Married men—regardless of age, race, income, or education—consistently have been found to be healthier than men who are single, divorced, or widowed. This so-called “marriage benefit” begins to kick in right after the wedding, then builds. Husbands ages 18 to 44 are strikingly healthier than bachelors of the same age. At every age, in fact, marriage not only protects men’s health but also prolongs their lives. —Gail Sheehy, Parade Magazine

“Whoso findeth a wife findeth a good thing.” —Proverbs 18:22 

Building Boundaries

Topic(s): Marriage

Simply hoping that infidelity will never touch marriage is a luxury no couple can afford. Here are five guidelines for establishing workplace boundaries that will demonstrate your commitment to your spouse and safeguard your marriage:

  1. Don’t verbalize your feelings to the one to whom you feel attracted. Instead, tell a friend who will hold you accountable.
  2. Avoid the coworker’s office, favorite lunch spots, or gathering places.
  3. Turn down projects that call for the two of you to work together alone.
  4. If you must have a lunch meeting or business agenda with the person, make sure you do so in a public place.
  5. Don’t dwell on compliments or flirtatious conversations with a coworker.

Escape routes: take a walk, read your Bible, pray, immerse yourself in a project, force yourself to think about every negative consequence of allowing a relationship. —Cindy Sigler Dagnana

Sixteen Ways to Help Your Family by Reducing Stress

Topic(s): Family, Priorities, Wisdom

  1. Simplify and unclutter your life. Less is more.
  2. Go to bed on time and get up on time so you can start the day fresh and unrushed.
  3. Tell your spouse you love him or her every day, at different times.
  4. Say “no” to projects that won’t fit into your time schedule. Seriously.
  5. Slow down. Read a book, color a page, or play a game with a child.
  6. Delegate tasks to capable others.
  7. Laugh.
  8. Laugh some more! A whole lot.
  9. Take one day at a time. If you worry about what may happen tomorrow and it does not happen, you have worried in vain. Even if it does happen, you have to worry twice.
  10. Allow extra time to get to places.
  11. Develop a forgiving attitude—most people are doing the best they can.
  12. Be kind to unkind people—they probably need it the most.
  13. Remind yourself that you are not the general manager of the universe.
  14. Live within your budget; don’t use credit cards for unbudgeted purchases.
  15. Take your work seriously, but not yourself.
  16. Every night before bed, think of one thing you are grateful for that you have never been grateful for before.

“Come ye yourselves apart into a desert place, and rest a while” —Mark 6:31

Holding Hands Helps

Topic(s): Marriage

In the first study of how human touch affects the body’s response to stress and threatening situations, Dr. James Coan, a psychologist in the departments of psychology and neuroscience at the University of Virginia, recruited married volunteers, slid them into MRI machines and warned them to expect an electric shock on their ankles.

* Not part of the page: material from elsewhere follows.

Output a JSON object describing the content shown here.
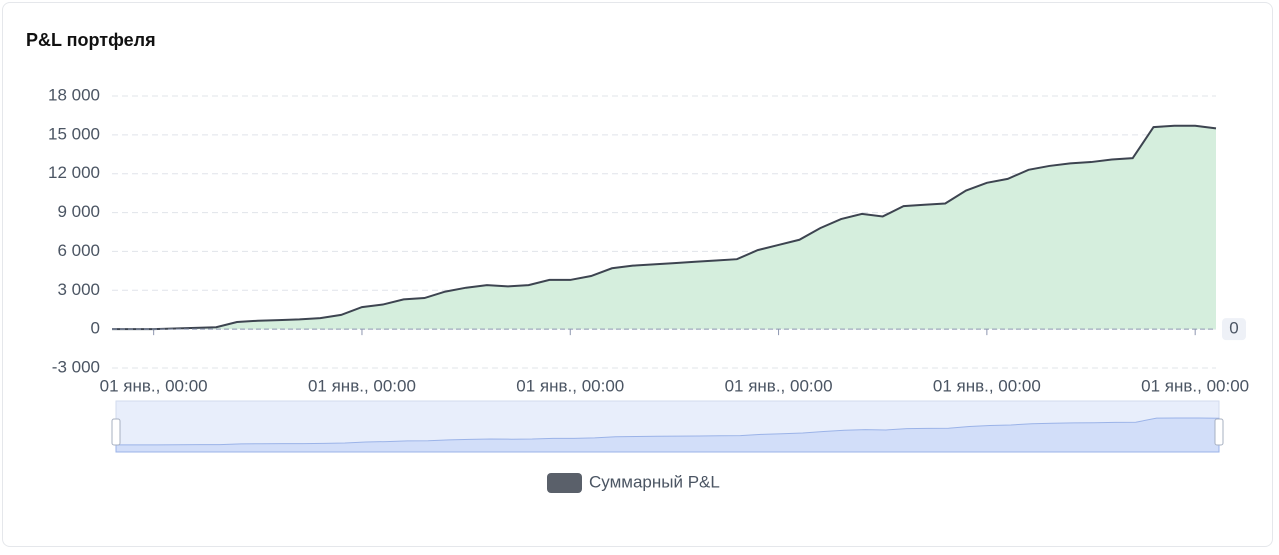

When spouses reached into the machines to hold their respective partner’s hand—a simple yet loving gesture of support—the part of the brain that registers the anticipation of pain “turned off.” The volunteers also said that they felt less distress.

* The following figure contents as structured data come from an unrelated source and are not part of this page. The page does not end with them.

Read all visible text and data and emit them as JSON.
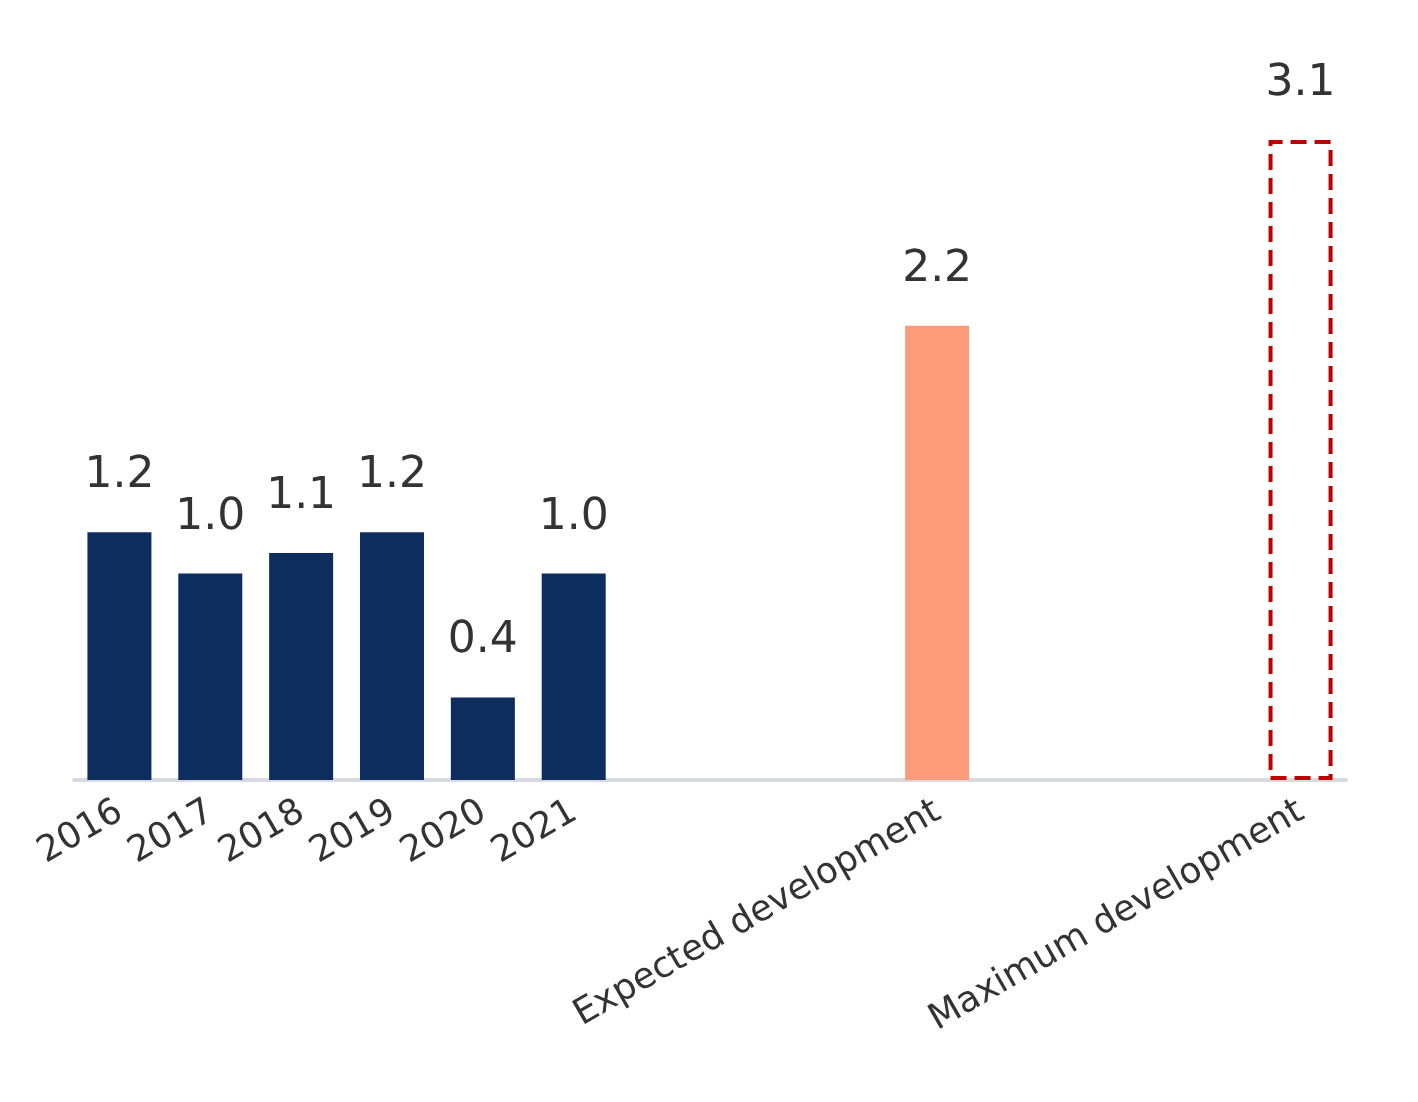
{
  "chart_data": {
    "type": "bar",
    "categories": [
      "2016",
      "2017",
      "2018",
      "2019",
      "2020",
      "2021",
      null,
      null,
      null,
      "Expected development",
      null,
      null,
      null,
      "Maximum development"
    ],
    "series": [
      {
        "color": "#0c2d5e",
        "values": [
          1.2,
          1.0,
          1.1,
          1.2,
          0.4,
          1.0,
          null,
          null,
          null,
          null,
          null,
          null,
          null,
          null
        ],
        "value_labels": [
          "1.2",
          "1.0",
          "1.1",
          "1.2",
          "0.4",
          "1.0",
          null,
          null,
          null,
          null,
          null,
          null,
          null,
          null
        ]
      },
      {
        "color": "#fd9a7a",
        "values": [
          null,
          null,
          null,
          null,
          null,
          null,
          null,
          null,
          null,
          2.2,
          null,
          null,
          null,
          null
        ],
        "value_labels": [
          null,
          null,
          null,
          null,
          null,
          null,
          null,
          null,
          null,
          "2.2",
          null,
          null,
          null,
          null
        ]
      },
      {
        "color": "#c00000",
        "line_style": "dashed",
        "values": [
          null,
          null,
          null,
          null,
          null,
          null,
          null,
          null,
          null,
          null,
          null,
          null,
          null,
          3.1
        ],
        "value_labels": [
          null,
          null,
          null,
          null,
          null,
          null,
          null,
          null,
          null,
          null,
          null,
          null,
          null,
          "3.1"
        ]
      }
    ]
  }
}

The hand-holding also reduced agitation in the hypothalamus, the area of the brain that controls the release of stress hormones, which turn off our immune function. Eventually, a weakened immune system can make us sick.

“We can’t see what our spouses are doing to our brains and emotions until a stressful event arises, but it’s going on all the time,” says Dr. Coan. “When a wife holds or caresses her husband, she is really reaching into the deepest parts of his brain, calming down the neural-threat response.”

Can it be that easy access to a wifely hug after a fall-out with a neighbor or a pounding on the golf course is as potent as a tranquilizer or a beta-blocker? It starts with the simple act of holding hands and hugging—long and loving embraces, several times a day—according to the latest science.